Everybody knew that this team would be paying the price for the recklessness of the Gretzky era. From 1985-93, for example, the organization did not have one first- or second-round draft choice who is currently playing with the team.
But who would have known that the 10 months since Gretzky's departure would seem like 10 years?
Those who don't understand the league's third-worst save percentage, fourth-worst power play, 30% fewer goals than Gretzky's New York Rangers, maybe they will understand this:
The Kings have several aging journeymen, a couple of bright young stars, and little chance to make the playoffs.
They have a tough, proud coach who is aging like a young father of twins.
They have a general manager many hockey folks think should be doing something else.
They have a new president pleading for their dwindling number of fans to be patient, and to trust that the new owners will not be patient.
"I can live with this, but not for long," said Tim Leiweke, team president. "It doesn't hurt you--it kills you."
Their new plan is to repent for the live-for-the-moment sins of Bruce McNall by rebuilding the franchise slowly, and with kids.

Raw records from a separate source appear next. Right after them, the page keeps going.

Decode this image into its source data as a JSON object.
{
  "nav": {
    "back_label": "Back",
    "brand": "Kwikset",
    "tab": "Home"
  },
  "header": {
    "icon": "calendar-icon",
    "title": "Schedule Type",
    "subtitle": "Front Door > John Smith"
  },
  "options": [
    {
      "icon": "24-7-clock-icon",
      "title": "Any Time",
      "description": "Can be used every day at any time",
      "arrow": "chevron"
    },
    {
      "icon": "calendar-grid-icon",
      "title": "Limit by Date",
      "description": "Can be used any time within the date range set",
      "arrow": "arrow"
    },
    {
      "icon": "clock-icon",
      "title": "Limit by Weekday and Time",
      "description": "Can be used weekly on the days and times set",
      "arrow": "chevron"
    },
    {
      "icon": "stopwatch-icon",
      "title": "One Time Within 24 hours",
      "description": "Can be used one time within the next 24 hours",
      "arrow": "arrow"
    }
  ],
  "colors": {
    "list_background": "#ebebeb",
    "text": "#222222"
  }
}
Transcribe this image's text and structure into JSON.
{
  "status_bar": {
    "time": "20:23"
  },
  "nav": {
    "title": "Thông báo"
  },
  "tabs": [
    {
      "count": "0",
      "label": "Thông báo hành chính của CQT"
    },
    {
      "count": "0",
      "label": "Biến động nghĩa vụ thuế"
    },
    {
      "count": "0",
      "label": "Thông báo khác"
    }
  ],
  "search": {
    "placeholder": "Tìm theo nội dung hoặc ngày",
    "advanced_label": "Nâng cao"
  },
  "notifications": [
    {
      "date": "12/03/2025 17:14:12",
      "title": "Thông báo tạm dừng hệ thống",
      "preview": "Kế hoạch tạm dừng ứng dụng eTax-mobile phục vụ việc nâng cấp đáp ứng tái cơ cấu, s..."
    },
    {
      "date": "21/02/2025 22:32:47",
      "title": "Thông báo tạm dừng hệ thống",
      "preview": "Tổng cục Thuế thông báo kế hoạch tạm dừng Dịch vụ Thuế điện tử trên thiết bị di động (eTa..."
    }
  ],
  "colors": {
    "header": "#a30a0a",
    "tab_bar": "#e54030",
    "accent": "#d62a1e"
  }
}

Good idea. But do they have the right people putting this idea to paper?
First, the coach. It is hoped that one day, Larry Robinson doesn't look in the mirror at those graying hairs and gaunt face and decide to quit.
"It's hard some nights. . . . I've never lost at anything," he said last week.
Second, the ownership. Although Philip Anschutz and Edward Roski are far too absent and silent, Leiweke is the most honest front man in town, and his plans sound honorable.
The Kings are going to change their uniform colors, shed the gang-overtones silver and black. They are probably going to lower their ticket prices. And here's betting they will be in a new arena in a couple of years.
Finally, the general manager. Sam McMaster is under fire around the league, and perhaps he should be.
It is said he didn't get enough for Gretzky--none of the three main players acquired in the deal have contributed yet.
It is said he never should have paid such a price for struggling Kevin Stevens.
There is no reason fan favorite Tony Granato is no longer around.
Both of his last two first-round picks are in the minor leagues.
McMaster could be redeemed by fine play from his touted prospects, center Roman Vopat, defenseman Aki Berg, and goalie Jamie Storr. But they have to be recalled from minor league Phoenix first.
He could be redeemed in June, when the Kings could have two of the top 10 picks in one of the deepest drafts in recent memory. But how long will it take to judge that?
Anschutz and Roski are facing tough credibility decisions involving their hockey team during the rest of this already interminable season.
In the meantime, whether long-suffering fans want to get with the program, they had certainly better buy one.